To date there are three others saying essentially the same thing. The BMJ report says the group cites repeated or implied claims that Covid-19 vaccines do not work (which, depending on the meaning of “work”, they do or don’t, so reasonable to ask questions); that harms outweigh benefits (much evidence supporting such a claim, not least as immunity following infection seems to produce a better antibody response than the vaccine, the effect of which is anyway short-lived) and that, without evidence, particular deaths are due to the vaccine (for which claim there is substantial if circumstantial evidence, so it again seems reasonable to raise questions).

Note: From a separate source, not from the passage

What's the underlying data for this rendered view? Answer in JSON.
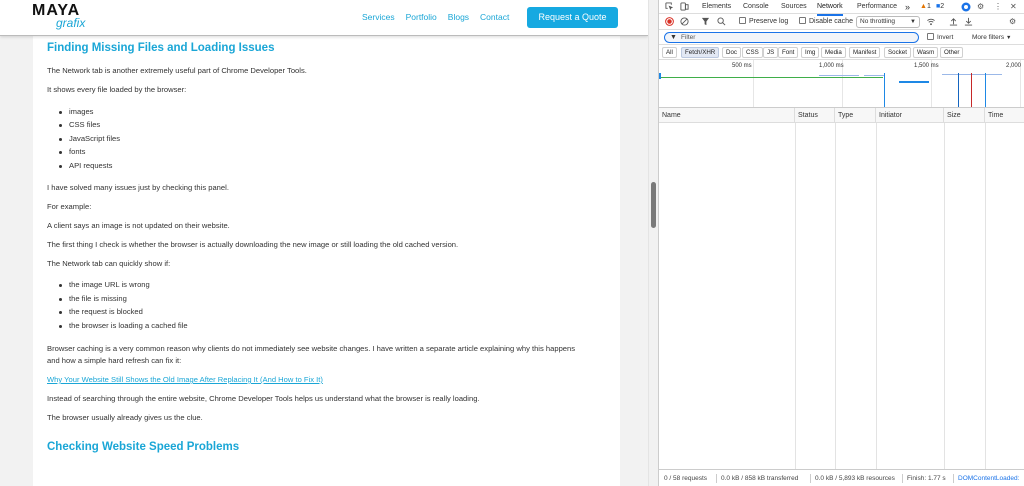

By remaining anonymous it becomes impossible to know whether this group’s members are independent, employees of government or the pharma industry, in receipt of grants from that industry and qualified to raise such serious allegations. By not naming the “high profile” doctors they accuse, and by not detailing the supposed misinformation, it is impossible to decide whether the claims are valid. I suppose by not naming names they are protecting themselves from a libel action. I am not a GMC member, but if I was I would be firmly on the side of being reluctant, and were I to be one of these high profile doctors I would certainly be consulting my lawyers.

The report notes the suspension of Andrew Bridgen from the Conservative Party. What he was suspended for was to repeat a quote given him by a high-profile doctor, with which I can see no problem except perhaps for use of the H- word. Two wrongs don’t make a right.

Group – name yourselves, and name those you accuse, or remain tarred as cowardly ignorami. I mentioned this shadowy committee or whatever called the Counter-Disinformation Unit. It exists, and dissenters have been reported to it. One is Dr Ros Jones, a paediatrician and member of HART, who describes her experience in an interview with John Campbell (https://www.youtube.com/watch?v=HvEXX985RKA). I am wondering whether the email interference I have suffered since writing to the DoH, resulting in one email address appearing on a spam blacklist, is because I too have been reported. Watch this space.